This morning so far wasn’t the best, Keep strong, Don’t give up. Soon things are going to get back to normal.
IWannaGrowOldWithYou has written 4 entries about this goal
Today the entire day, all I did was cry, whine, morn, complain. I am going to stick to my 43 things, I am going to make myself better. I am going to stop hurting the girl who means EVERYTHING to me, I am going to only make her feel loved, she is the most precious thing to me, and I am going to start showing her that, Instead all along I showed her that I am a monster, it stops here, I am going to enjoy life, realize how beautiful life is, Do things that make me happy, See the word from a different view, let go of the things that upset me, stop worrying about tomorrow, next week, next year, and focus on now. Realize that life is short, and we only have some more tomorrows and one day, There won’t be a tomorrow, From now on, I am STOPING this bullshit, I am going to stop these horrible things I done, I am going to find a way to stop this, and just make it out, I am going to fix what I broken, and just make things a whole lot better for me and my girlfriend, she needs happiness, and she wasn’t getting it from me, I can’t let anything happen. I have to stop being so selfish, and just be happy for the things that are happening for me in life. I need to enjoy my life while I am here, and while I am young.

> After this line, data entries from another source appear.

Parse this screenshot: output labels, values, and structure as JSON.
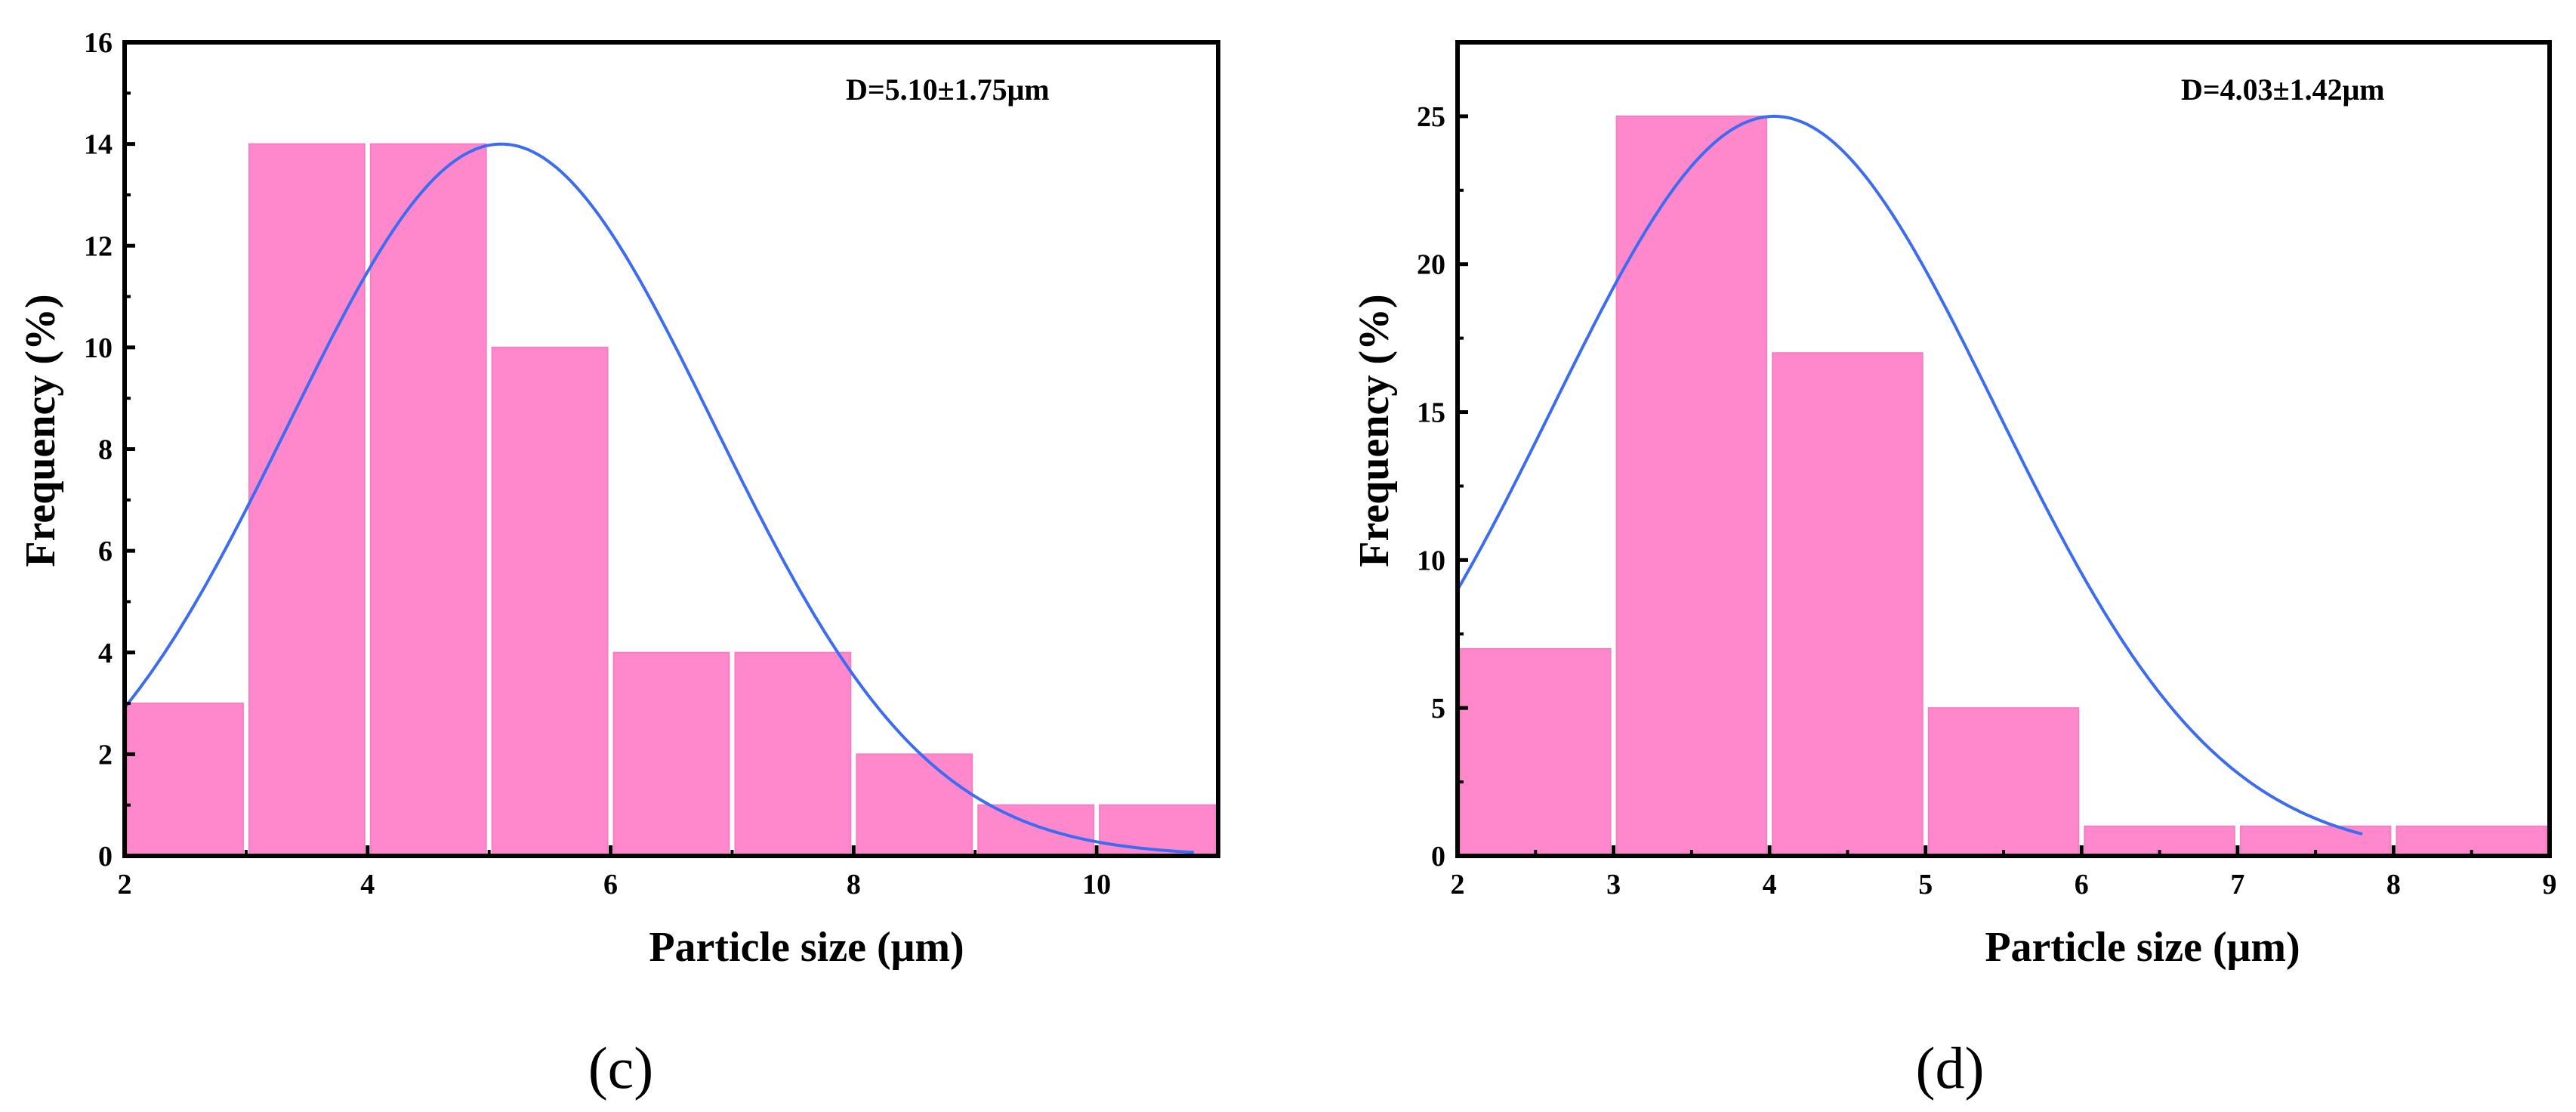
{
  "chart_data": [
    {
      "type": "bar",
      "panel_label": "(c)",
      "xlabel": "Particle size (μm)",
      "ylabel": "Frequency (%)",
      "annotation": "D=5.10±1.75μm",
      "xlim": [
        2,
        11
      ],
      "ylim": [
        0,
        16
      ],
      "x_ticks": [
        2,
        4,
        6,
        8,
        10
      ],
      "y_ticks": [
        0,
        2,
        4,
        6,
        8,
        10,
        12,
        14,
        16
      ],
      "bin_width": 1,
      "bins": [
        {
          "start": 2,
          "end": 3,
          "value": 3
        },
        {
          "start": 3,
          "end": 4,
          "value": 14
        },
        {
          "start": 4,
          "end": 5,
          "value": 14
        },
        {
          "start": 5,
          "end": 6,
          "value": 10
        },
        {
          "start": 6,
          "end": 7,
          "value": 4
        },
        {
          "start": 7,
          "end": 8,
          "value": 4
        },
        {
          "start": 8,
          "end": 9,
          "value": 2
        },
        {
          "start": 9,
          "end": 10,
          "value": 1
        },
        {
          "start": 10,
          "end": 11,
          "value": 1
        }
      ],
      "fit": {
        "type": "gaussian",
        "mean": 5.1,
        "sd": 1.75,
        "peak": 14,
        "x_range": [
          2,
          10.8
        ]
      },
      "bar_color": "#ff88cc",
      "curve_color": "#3d6cf0"
    },
    {
      "type": "bar",
      "panel_label": "(d)",
      "xlabel": "Particle size (μm)",
      "ylabel": "Frequency (%)",
      "annotation": "D=4.03±1.42μm",
      "xlim": [
        2,
        9
      ],
      "ylim": [
        0,
        27.5
      ],
      "x_ticks": [
        2,
        3,
        4,
        5,
        6,
        7,
        8,
        9
      ],
      "y_ticks": [
        0,
        5,
        10,
        15,
        20,
        25
      ],
      "bin_width": 1,
      "bins": [
        {
          "start": 2,
          "end": 3,
          "value": 7
        },
        {
          "start": 3,
          "end": 4,
          "value": 25
        },
        {
          "start": 4,
          "end": 5,
          "value": 17
        },
        {
          "start": 5,
          "end": 6,
          "value": 5
        },
        {
          "start": 6,
          "end": 7,
          "value": 1
        },
        {
          "start": 7,
          "end": 8,
          "value": 1
        },
        {
          "start": 8,
          "end": 9,
          "value": 1
        }
      ],
      "fit": {
        "type": "gaussian",
        "mean": 4.03,
        "sd": 1.42,
        "peak": 25,
        "x_range": [
          2,
          7.8
        ]
      },
      "bar_color": "#ff88cc",
      "curve_color": "#3d6cf0"
    }
  ]
}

I am going to be a good person & better person tomorrow, I am going to stick to this, and write every day and better myself. Goodnight
Much harder then I ever expected. I need to learn to just stop complaing. Complaining makes everything worst, it can start fights, and make you upset as well as other people you love. I need to really work on this goal, It’s going to be very hard, but I will achieve this goal.
I complain about E.V.E.R.Y.T.H.I.N.G, If I don’t get my way I will COMPLAIN & COMPLAIN until it is how I would like it, I complain on little small things all the time no matter how tiny it is.